In our final part in our sexual harassment series, we will talk about sexual favoritism. Of course, we will post again on other sexual harassment topics.
Two types of sexual harassment
According to the EEOC, there are two types of sexual harassment. The first, “quid pro quo” harassment, occurs when one is asked to submit to unwelcome sexual conduct to gain or retain some employment benefit. The second is referred to as “hostile environment.” This is the type that we have largely spoken about in the other two posts in this series. In this type, sexual harassment creates an intimidating, hostile or offensive working environment.
What is sexual favoritism?
In quid pro quo sexual harassment situations, sexual favoritism refers to the benefits that one receives from giving in to sexual advances and requests to the detriment of those that do not. For example, a manager promotes your co-worker who performed a sexual act after you refused. If this practice is pervasive enough, it could qualify as hostile workforce discrimination, as well. In these situations, the person that did not receive the benefit may sue the employer for unlawful sex discrimination.

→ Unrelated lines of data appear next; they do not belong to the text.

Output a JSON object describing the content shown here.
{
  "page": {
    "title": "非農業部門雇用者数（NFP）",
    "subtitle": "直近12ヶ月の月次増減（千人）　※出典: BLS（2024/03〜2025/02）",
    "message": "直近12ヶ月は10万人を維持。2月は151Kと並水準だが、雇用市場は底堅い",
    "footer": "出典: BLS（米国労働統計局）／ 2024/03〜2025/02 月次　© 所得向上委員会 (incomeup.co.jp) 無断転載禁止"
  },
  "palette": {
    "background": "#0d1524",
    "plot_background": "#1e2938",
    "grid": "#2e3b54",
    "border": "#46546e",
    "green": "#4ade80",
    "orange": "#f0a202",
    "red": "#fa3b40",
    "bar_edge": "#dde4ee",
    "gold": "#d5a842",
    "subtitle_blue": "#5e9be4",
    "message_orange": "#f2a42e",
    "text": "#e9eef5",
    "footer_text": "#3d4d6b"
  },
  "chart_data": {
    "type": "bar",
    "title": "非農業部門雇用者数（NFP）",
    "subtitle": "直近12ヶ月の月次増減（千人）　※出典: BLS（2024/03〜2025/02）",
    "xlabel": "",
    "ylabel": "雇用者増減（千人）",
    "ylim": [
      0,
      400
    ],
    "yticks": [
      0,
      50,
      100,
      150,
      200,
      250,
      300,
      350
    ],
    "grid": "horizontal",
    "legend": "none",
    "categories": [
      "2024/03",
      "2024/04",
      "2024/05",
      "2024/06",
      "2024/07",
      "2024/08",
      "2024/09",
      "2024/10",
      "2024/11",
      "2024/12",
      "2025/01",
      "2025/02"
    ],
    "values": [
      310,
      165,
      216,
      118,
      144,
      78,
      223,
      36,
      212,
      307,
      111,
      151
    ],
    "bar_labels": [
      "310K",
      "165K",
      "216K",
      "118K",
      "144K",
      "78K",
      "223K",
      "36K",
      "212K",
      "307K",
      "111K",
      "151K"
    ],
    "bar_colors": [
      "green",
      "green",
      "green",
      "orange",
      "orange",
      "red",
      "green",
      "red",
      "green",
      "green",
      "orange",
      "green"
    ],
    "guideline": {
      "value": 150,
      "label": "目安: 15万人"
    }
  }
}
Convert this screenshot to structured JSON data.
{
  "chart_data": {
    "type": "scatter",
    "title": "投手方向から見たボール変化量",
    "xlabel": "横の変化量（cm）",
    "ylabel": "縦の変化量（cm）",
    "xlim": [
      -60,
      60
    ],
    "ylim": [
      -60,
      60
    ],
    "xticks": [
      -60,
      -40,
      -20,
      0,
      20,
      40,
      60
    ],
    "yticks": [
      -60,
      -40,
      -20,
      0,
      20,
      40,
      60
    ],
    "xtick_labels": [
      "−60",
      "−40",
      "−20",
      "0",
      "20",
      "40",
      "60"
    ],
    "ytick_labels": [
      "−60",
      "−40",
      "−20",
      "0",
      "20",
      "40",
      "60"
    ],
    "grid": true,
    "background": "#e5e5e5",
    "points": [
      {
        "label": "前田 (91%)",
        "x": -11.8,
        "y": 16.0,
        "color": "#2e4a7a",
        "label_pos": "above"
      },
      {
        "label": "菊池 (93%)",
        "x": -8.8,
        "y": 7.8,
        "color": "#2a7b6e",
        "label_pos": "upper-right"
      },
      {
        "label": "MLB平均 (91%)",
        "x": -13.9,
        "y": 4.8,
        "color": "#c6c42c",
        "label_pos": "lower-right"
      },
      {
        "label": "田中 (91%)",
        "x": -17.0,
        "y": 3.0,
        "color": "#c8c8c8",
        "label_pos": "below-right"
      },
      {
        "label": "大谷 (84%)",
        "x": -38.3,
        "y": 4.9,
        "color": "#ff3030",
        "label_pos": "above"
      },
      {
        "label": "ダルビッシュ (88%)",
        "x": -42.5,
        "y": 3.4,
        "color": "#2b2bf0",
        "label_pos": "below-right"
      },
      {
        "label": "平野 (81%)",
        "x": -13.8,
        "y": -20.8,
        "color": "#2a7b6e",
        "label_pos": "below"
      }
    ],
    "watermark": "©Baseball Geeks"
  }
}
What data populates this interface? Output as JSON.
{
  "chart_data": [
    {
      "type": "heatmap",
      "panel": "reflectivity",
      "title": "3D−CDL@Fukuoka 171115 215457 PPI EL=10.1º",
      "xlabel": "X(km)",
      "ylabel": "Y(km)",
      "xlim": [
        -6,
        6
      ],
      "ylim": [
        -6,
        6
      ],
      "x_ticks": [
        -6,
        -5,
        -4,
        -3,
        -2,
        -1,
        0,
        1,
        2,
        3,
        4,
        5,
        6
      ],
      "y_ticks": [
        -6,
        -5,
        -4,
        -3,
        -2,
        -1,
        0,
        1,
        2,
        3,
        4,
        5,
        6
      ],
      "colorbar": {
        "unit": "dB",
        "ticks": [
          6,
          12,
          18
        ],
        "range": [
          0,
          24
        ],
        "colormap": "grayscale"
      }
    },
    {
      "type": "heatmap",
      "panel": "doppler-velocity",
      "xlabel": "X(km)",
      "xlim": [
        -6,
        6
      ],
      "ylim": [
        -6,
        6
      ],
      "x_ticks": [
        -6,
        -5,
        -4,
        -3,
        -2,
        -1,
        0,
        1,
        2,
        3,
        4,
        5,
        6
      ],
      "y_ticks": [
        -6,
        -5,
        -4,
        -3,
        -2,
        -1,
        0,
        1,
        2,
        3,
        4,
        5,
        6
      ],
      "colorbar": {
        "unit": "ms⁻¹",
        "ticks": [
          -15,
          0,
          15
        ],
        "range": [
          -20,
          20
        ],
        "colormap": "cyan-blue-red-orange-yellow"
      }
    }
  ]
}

Willing paramour versus coercion
The crux of one’s case may fall on whether the person that received the benefit was a consensual romantic partner (a so-called paramour), or a coerced sexual partner. Some courts find that an isolated incident of favoritism toward a consensual partner, while unfair, is not discriminatory. The logic is that both genders are equally disadvantaged by the relationship, which means the act cannot be sex-based discrimination.
Coerced favoritism may constitute quid pro quo
On the other hand, if the employee submits to unwelcome sexual advances for such an employee benefit, then the other similarly qualified same-sex employees may have a case of illegal sexual favoritism based on quid pro quo. In other words, to qualify for the employee benefit, the employee had to first grant the requested sexual favors, which is a condition not placed on those of the opposite sex.